Warn: Pages the responsible engineer. They can then flag whether this is a real issue (prompting an immediate rollback). Well-performing checks are promoted into “Critical”.
Debug: The check is logged (metrics collected), but no action is taken. We compare these after-the-fact to know how to modify them; or to promote them into “Warn”.
By granting users both visibility over failing checks and ultimate control if the default rollback parameters were, we drove user trust and wider adoption. At this point, nearly three-quarters of all service deployments across our company are guarded by canary.
Still to do: Implementing backtesting capabilities using historical data to experiment with new parameters without initiating real deployments.
💡 Takeaways:
Invest in instrumentation upfront. To know where to adjust rollback criteria, it is vital to first track true positives, false positives, false negatives, and analysis time on a per metric-basis.

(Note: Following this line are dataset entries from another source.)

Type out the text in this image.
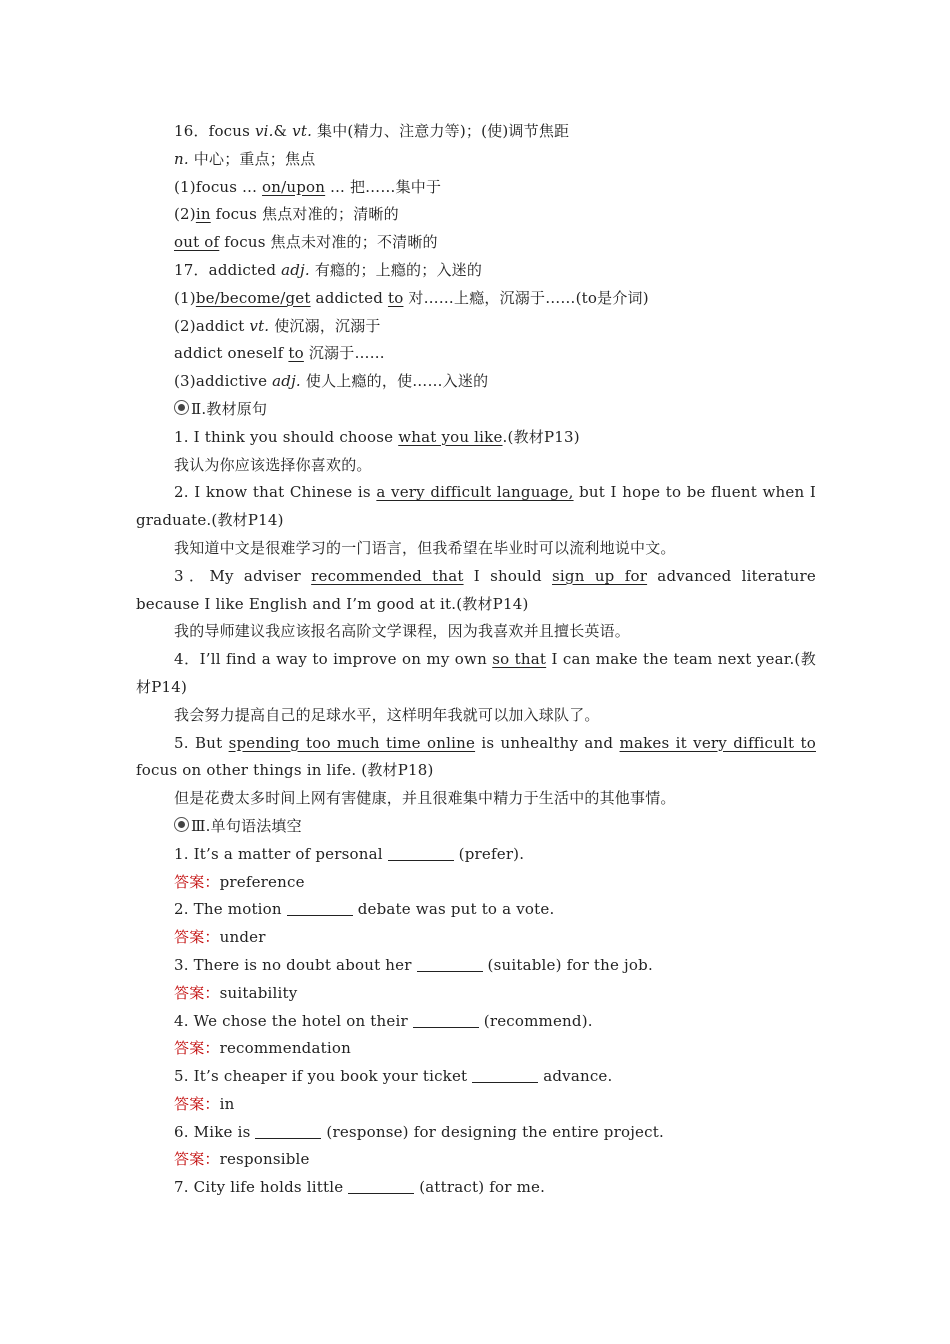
16．focus vi.& vt. 集中(精力、注意力等)；(使)调节焦距
n. 中心；重点；焦点
(1)focus ... on/upon ... 把……集中于
(2)in focus 焦点对准的；清晰的
out of focus 焦点未对准的；不清晰的
17．addicted adj. 有瘾的；上瘾的；入迷的
(1)be/become/get addicted to 对……上瘾，沉溺于……(to是介词)
(2)addict vt. 使沉溺，沉溺于
addict oneself to 沉溺于……
(3)addictive adj. 使人上瘾的，使……入迷的
Ⅱ.教材原句
1. I think you should choose what you like.(教材P13)
我认为你应该选择你喜欢的。
2. I know that Chinese is a very difficult language, but I hope to be fluent when I graduate.(教材P14)
我知道中文是很难学习的一门语言，但我希望在毕业时可以流利地说中文。
3．My adviser recommended that I should sign up for advanced literature because I like English and I’m good at it.(教材P14)
我的导师建议我应该报名高阶文学课程，因为我喜欢并且擅长英语。
4．I’ll find a way to improve on my own so that I can make the team next year.(教材P14)
我会努力提高自己的足球水平，这样明年我就可以加入球队了。
5. But spending too much time online is unhealthy and makes it very difficult to focus on other things in life. (教材P18)
但是花费太多时间上网有害健康，并且很难集中精力于生活中的其他事情。
Ⅲ.单句语法填空
1. It’s a matter of personal	(prefer).
答案：preference
2. The motion	debate was put to a vote.
答案：under
3. There is no doubt about her	(suitable) for the job.
答案：suitability
4. We chose the hotel on their	(recommend).
答案：recommendation
5. It’s cheaper if you book your ticket	advance.
答案：in
6. Mike is	(response) for designing the entire project.
答案：responsible
7. City life holds little	(attract) for me.
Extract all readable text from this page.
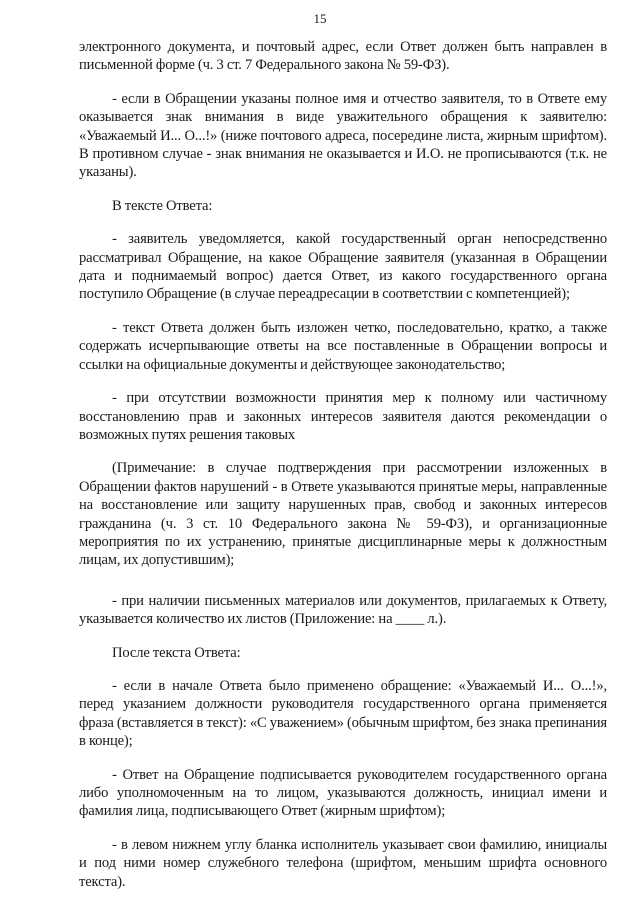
15

электронного документа, и почтовый адрес, если Ответ должен быть направлен в письменной форме (ч. 3 ст. 7 Федерального закона № 59-ФЗ).

- если в Обращении указаны полное имя и отчество заявителя, то в Ответе ему оказывается знак внимания в виде уважительного обращения к заявителю: «Уважаемый И... О...!» (ниже почтового адреса, посередине листа, жирным шрифтом). В противном случае - знак внимания не оказывается и И.О. не прописываются (т.к. не указаны).

В тексте Ответа:

- заявитель уведомляется, какой государственный орган непосредственно рассматривал Обращение, на какое Обращение заявителя (указанная в Обращении дата и поднимаемый вопрос) дается Ответ, из какого государственного органа поступило Обращение (в случае переадресации в соответствии с компетенцией);

- текст Ответа должен быть изложен четко, последовательно, кратко, а также содержать исчерпывающие ответы на все поставленные в Обращении вопросы и ссылки на официальные документы и действующее законодательство;

- при отсутствии возможности принятия мер к полному или частичному восстановлению прав и законных интересов заявителя даются рекомендации о возможных путях решения таковых

(Примечание: в случае подтверждения при рассмотрении изложенных в Обращении фактов нарушений - в Ответе указываются принятые меры, направленные на восстановление или защиту нарушенных прав, свобод и законных интересов гражданина (ч. 3 ст. 10 Федерального закона № 59-ФЗ), и организационные мероприятия по их устранению, принятые дисциплинарные меры к должностным лицам, их допустившим);

- при наличии письменных материалов или документов, прилагаемых к Ответу, указывается количество их листов (Приложение: на ____ л.).

После текста Ответа:

- если в начале Ответа было применено обращение: «Уважаемый И... О...!», перед указанием должности руководителя государственного органа применяется фраза (вставляется в текст): «С уважением» (обычным шрифтом, без знака препинания в конце);

- Ответ на Обращение подписывается руководителем государственного органа либо уполномоченным на то лицом, указываются должность, инициал имени и фамилия лица, подписывающего Ответ (жирным шрифтом);

- в левом нижнем углу бланка исполнитель указывает свои фамилию, инициалы и под ними номер служебного телефона (шрифтом, меньшим шрифта основного текста).
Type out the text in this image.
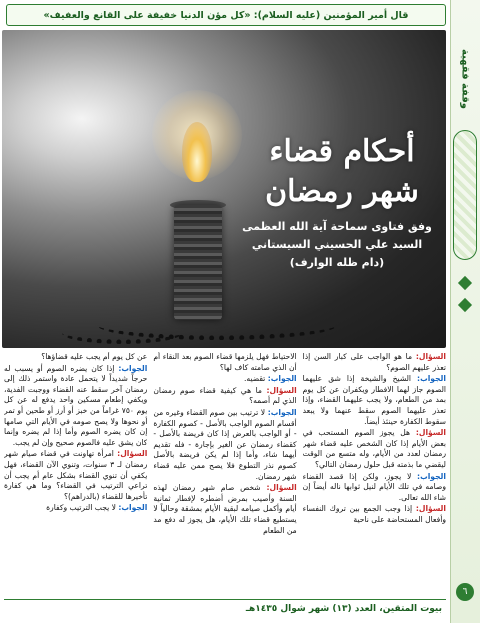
قال أمير المؤمنين (عليه السلام): «كل مؤن الدنيا خفيفة على القانع والعفيف»
وقفة فقهية
٦
أحكام قضاء
شهر رمضان
وفق فتاوى سماحة آية الله العظمى
السيد علي الحسيني السيستاني (دام ظله الوارف)

السؤال: ما هو الواجب على كبار السن إذا تعذر عليهم الصوم؟

الجواب: الشيخ والشيخة إذا شق عليهما الصوم جاز لهما الافطار ويكفران عن كل يوم بمد من الطعام، ولا يجب عليهما القضاء، وإذا تعذر عليهما الصوم سقط عنهما ولا يبعد سقوط الكفارة حينئذ أيضاً.

السؤال: هل يجوز الصوم المستحب في بعض الأيام إذا كان الشخص عليه قضاء شهر رمضان لعدد من الأيام، وله متسع من الوقت ليقضي ما بذمته قبل حلول رمضان التالي؟

الجواب: لا يجوز، ولكن إذا قصد القضاء وصامه في تلك الأيام لنيل ثوابها ناله أيضاً إن شاء الله تعالى.

السؤال: إذا وجب الجمع بين تروك النفساء وأفعال المستحاضة على ناحية

الاحتياط فهل يلزمها قضاء الصوم بعد النقاء أم أن الذي صامته كاف لها؟

الجواب: تقضيه.

السؤال: ما هي كيفية قضاء صوم رمضان الذي لم أصمه؟

الجواب: لا ترتيب بين صوم القضاء وغيره من أقسام الصوم الواجب بالأصل - كصوم الكفارة - أو الواجب بالعرض إذا كان فريضة بالأصل - كقضاء رمضان عن الغير بإجارة - فله تقديم أيهما شاء، وأما إذا لم يكن فريضة بالأصل كصوم نذر التطوع فلا يصح ممن عليه قضاء شهر رمضان.

السؤال: شخص صام شهر رمضان لهذه السنة وأصيب بمرض أضطره لإفطار ثمانية أيام وأكمل صيامه لبقية الأيام بمشقة وحالياً لا يستطيع قضاء تلك الأيام، هل يجوز له دفع مد من الطعام

عن كل يوم أم يجب عليه قضاؤها؟

الجواب: إذا كان يضره الصوم أو يسبب له حرجاً شديداً لا يتحمل عادة واستمر ذلك إلى رمضان آخر سقط عنه القضاء ووجبت الفدية، ويكفي إطعام مسكين واحد يدفع له عن كل يوم ٧٥٠ غراماً من خبز أو أرز أو طحين أو تمر أو نحوها ولا يصح صومه في الأيام التي صامها إن كان يضره الصوم وأما إذا لم يضره وإنما كان يشق عليه فالصوم صحيح وإن لم يجب.

السؤال: امرأة تهاونت في قضاء صيام شهر رمضان لـ ٣ سنوات، وتنوي الآن القضاء، فهل يكفي أن تنوي القضاء بشكل عام أم يجب أن تراعي الترتيب في القضاء؟ وما هي كفارة تأخيرها للقضاء (بالدراهم)؟

الجواب: لا يجب الترتيب وكفارة

بيوت المتقين، العدد (١٣) شهر شوال ١٤٣٥هـ
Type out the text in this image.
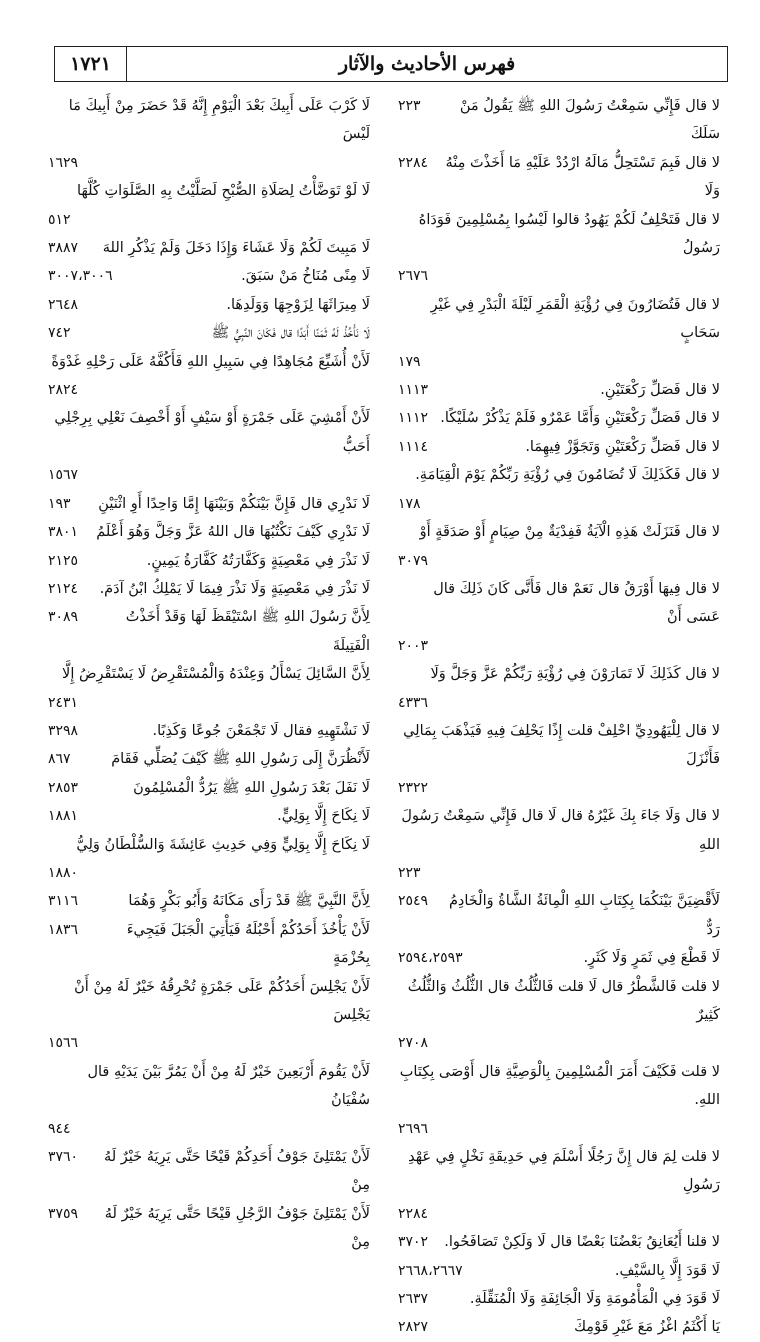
١٧٢١	فهرس الأحاديث والآثار
لا قال فَإِنِّي سَمِعْتُ رَسُولَ اللهِ ﷺ يَقُولُ مَنْ سَلَكَ
٢٢٣
لا قال فَبِمَ تَسْتَحِلُّ مَالَهُ ارْدُدْ عَلَيْهِ مَا أَخَذْتَ مِنْهُ وَلَا
٢٢٨٤
لا قال فَتَحْلِفُ لَكُمْ يَهُودُ قالوا لَيْسُوا بِمُسْلِمِينَ فَوَدَاهُ رَسُولُ
٢٦٧٦
لا قال فَتُضَارُونَ فِي رُؤْيَةِ الْقَمَرِ لَيْلَةَ الْبَدْرِ فِي غَيْرِ سَحَابٍ
١٧٩
لا قال فَصَلِّ رَكْعَتَيْنِ.
١١١٣
لا قال فَصَلِّ رَكْعَتَيْنِ وَأَمَّا عَمْرٌو فَلَمْ يَذْكُرْ سُلَيْكًا.
١١١٢
لا قال فَصَلِّ رَكْعَتَيْنِ وَتَجَوَّزْ فِيهِمَا.
١١١٤
لا قال فَكَذَلِكَ لَا تُضَامُونَ فِي رُؤْيَةِ رَبِّكُمْ يَوْمَ الْقِيَامَةِ.
١٧٨
لا قال فَنَزَلَتْ هَذِهِ الْآيَةُ فَفِدْيَةٌ مِنْ صِيَامٍ أَوْ صَدَقَةٍ أَوْ
٣٠٧٩
لا قال فِيهَا أَوْرَقُ قال نَعَمْ قال فَأَنَّى كَانَ ذَلِكَ قال عَسَى أَنْ
٢٠٠٣
لا قال كَذَلِكَ لَا تَمَارَوْنَ فِي رُؤْيَةِ رَبِّكُمْ عَزَّ وَجَلَّ وَلَا
٤٣٣٦
لا قال لِلْيَهُودِيِّ احْلِفْ قلت إِذًا يَحْلِفَ فِيهِ فَيَذْهَبَ بِمَالِي فَأَنْزَلَ
٢٣٢٢
لا قال وَلَا جَاءَ بِكَ غَيْرُهُ قال لَا قال فَإِنِّي سَمِعْتُ رَسُولَ اللهِ
٢٢٣
لَأَقْضِيَنَّ بَيْنَكُمَا بِكِتَابِ اللهِ الْمِائَةُ الشَّاةُ وَالْخَادِمُ رَدٌّ
٢٥٤٩
لَا قَطْعَ فِي ثَمَرٍ وَلَا كَثَرٍ.
٢٥٩٤،٢٥٩٣
لا قلت فَالشَّطْرُ قال لَا قلت فَالثُّلُثُ قال الثُّلُثُ وَالثُّلُثُ كَثِيرٌ
٢٧٠٨
لا قلت فَكَيْفَ أَمَرَ الْمُسْلِمِينَ بِالْوَصِيَّةِ قال أَوْصَى بِكِتَابِ اللهِ.
٢٦٩٦
لا قلت لِمَ قال إِنَّ رَجُلًا أَسْلَمَ فِي حَدِيقَةِ نَخْلٍ فِي عَهْدِ رَسُولِ
٢٢٨٤
لا قلنا أَيُعَانِقُ بَعْضُنَا بَعْضًا قال لَا وَلَكِنْ تَصَافَحُوا.
٣٧٠٢
لَا قَوَدَ إِلَّا بِالسَّيْفِ.
٢٦٦٨،٢٦٦٧
لَا قَوَدَ فِي الْمَأْمُومَةِ وَلَا الْجَائِفَةِ وَلَا الْمُنَقِّلَةِ.
٢٦٣٧
يَا أَكْثَمُ اغْزُ مَعَ غَيْرِ قَوْمِكَ
٢٨٢٧
لَا كَرْبَ عَلَى أَبِيكَ بَعْدَ الْيَوْمِ إِنَّهُ قَدْ حَضَرَ مِنْ أَبِيكَ مَا لَيْسَ
١٦٢٩
لَا لَوْ تَوَضَّأْتُ لِصَلَاةِ الصُّبْحِ لَصَلَّيْتُ بِهِ الصَّلَوَاتِ كُلَّهَا
٥١٢
لَا مَبِيتَ لَكُمْ وَلَا عَشَاءَ وَإِذَا دَخَلَ وَلَمْ يَذْكُرِ اللهَ
٣٨٨٧
لَا مِنًى مُنَاخُ مَنْ سَبَقَ.
٣٠٠٧،٣٠٠٦
لَا مِيرَاثَهَا لِزَوْجِهَا وَوَلَدِهَا.
٢٦٤٨
لَا نَأْخُذُ لَهُ ثَمَنًا أَبَدًا قال فَكَانَ النَّبِيُّ ﷺ
٧٤٢
لَأَنْ أُشَيِّعَ مُجَاهِدًا فِي سَبِيلِ اللهِ فَأَكُفَّهُ عَلَى رَحْلِهِ غَدْوَةً
٢٨٢٤
لَأَنْ أَمْشِيَ عَلَى جَمْرَةٍ أَوْ سَيْفٍ أَوْ أَخْصِفَ نَعْلِي بِرِجْلِي أَحَبُّ
١٥٦٧
لَا نَدْرِي قال فَإِنَّ بَيْنَكُمْ وَبَيْنَهَا إِمَّا وَاحِدًا أَوِ اثْنَيْنِ
١٩٣
لَا نَدْرِي كَيْفَ نَكْتُبُهَا قال اللهُ عَزَّ وَجَلَّ وَهُوَ أَعْلَمُ
٣٨٠١
لَا نَذْرَ فِي مَعْصِيَةٍ وَكَفَّارَتُهُ كَفَّارَةُ يَمِينٍ.
٢١٢٥
لَا نَذْرَ فِي مَعْصِيَةٍ وَلَا نَذْرَ فِيمَا لَا يَمْلِكُ ابْنُ آدَمَ.
٢١٢٤
لِأَنَّ رَسُولَ اللهِ ﷺ اسْتَيْقَظَ لَهَا وَقَدْ أَخَذْتُ الْفَتِيلَةَ
٣٠٨٩
لِأَنَّ السَّائِلَ يَسْأَلُ وَعِنْدَهُ وَالْمُسْتَقْرِضُ لَا يَسْتَقْرِضُ إِلَّا
٢٤٣١
لَا نَشْتَهِيهِ فقال لَا تَجْمَعْنَ جُوعًا وَكَذِبًا.
٣٢٩٨
لَأَنْظُرَنَّ إِلَى رَسُولِ اللهِ ﷺ كَيْفَ يُصَلِّي فَقَامَ
٨٦٧
لَا نَفَلَ بَعْدَ رَسُولِ اللهِ ﷺ يَرُدُّ الْمُسْلِمُونَ
٢٨٥٣
لَا نِكَاحَ إِلَّا بِوَلِيٍّ.
١٨٨١
لَا نِكَاحَ إِلَّا بِوَلِيٍّ وَفِي حَدِيثِ عَائِشَةَ وَالسُّلْطَانُ وَلِيُّ
١٨٨٠
لِأَنَّ النَّبِيَّ ﷺ قَدْ رَأَى مَكَانَهُ وَأَبُو بَكْرٍ وَهُمَا
٣١١٦
لَأَنْ يَأْخُذَ أَحَدُكُمْ أَحْبُلَهُ فَيَأْتِيَ الْجَبَلَ فَيَجِيءَ بِحُزْمَةٍ
١٨٣٦
لَأَنْ يَجْلِسَ أَحَدُكُمْ عَلَى جَمْرَةٍ تُحْرِقُهُ خَيْرٌ لَهُ مِنْ أَنْ يَجْلِسَ
١٥٦٦
لَأَنْ يَقُومَ أَرْبَعِينَ خَيْرٌ لَهُ مِنْ أَنْ يَمُرَّ بَيْنَ يَدَيْهِ قال سُفْيَانُ
٩٤٤
لَأَنْ يَمْتَلِئَ جَوْفُ أَحَدِكُمْ قَيْحًا حَتَّى يَرِيَهُ خَيْرٌ لَهُ مِنْ
٣٧٦٠
لَأَنْ يَمْتَلِئَ جَوْفُ الرَّجُلِ قَيْحًا حَتَّى يَرِيَهُ خَيْرٌ لَهُ مِنْ
٣٧٥٩
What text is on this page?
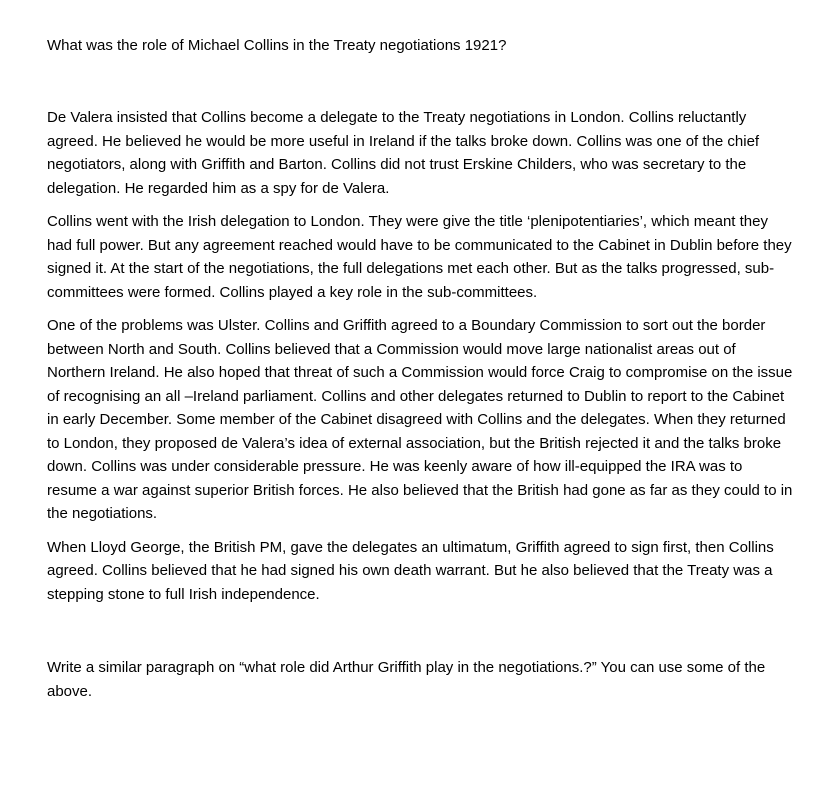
What was the role of Michael Collins in the Treaty negotiations 1921?

De Valera insisted that Collins become a delegate to the Treaty negotiations in London. Collins reluctantly agreed. He believed he would be more useful in Ireland if the talks broke down. Collins was one of the chief negotiators, along with Griffith and Barton. Collins did not trust Erskine Childers, who was secretary to the delegation. He regarded him as a spy for de Valera.

Collins went with the Irish delegation to London. They were give the title ‘plenipotentiaries’, which meant they had full power. But any agreement reached would have to be communicated to the Cabinet in Dublin before they signed it. At the start of the negotiations, the full delegations met each other. But as the talks progressed, sub-committees were formed. Collins played a key role in the sub-committees.

One of the problems was Ulster. Collins and Griffith agreed to a Boundary Commission to sort out the border between North and South. Collins believed that a Commission would move large nationalist areas out of Northern Ireland. He also hoped that threat of such a Commission would force Craig to compromise on the issue of recognising an all –Ireland parliament. Collins and other delegates returned to Dublin to report to the Cabinet in early December. Some member of the Cabinet disagreed with Collins and the delegates. When they returned to London, they proposed de Valera’s idea of external association, but the British rejected it and the talks broke down. Collins was under considerable pressure. He was keenly aware of how ill-equipped the IRA was to resume a war against superior British forces. He also believed that the British had gone as far as they could to in the negotiations.

When Lloyd George, the British PM, gave the delegates an ultimatum, Griffith agreed to sign first, then Collins agreed. Collins believed that he had signed his own death warrant. But he also believed that the Treaty was a stepping stone to full Irish independence.

Write a similar paragraph on “what role did Arthur Griffith play in the negotiations.?” You can use some of the above.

Tiering enables iteration by distinguishing mature checks from those needing far more refinement before they can override a deployment.
Canary requires a great UI. This enables engineers to gain visibility on why the system made any given decision, and is a springboard for them to make adjustments for their own services. This garners trust and adoption.
Conclusion
At this stage, we are far more confident in our ability to deploy new service code while minimizing adverse impact on our customers. There is still room for improvement. For example, we’re currently building more sophisticated rollout cohorts and tweaking AI techniques to further tune false positives and negatives.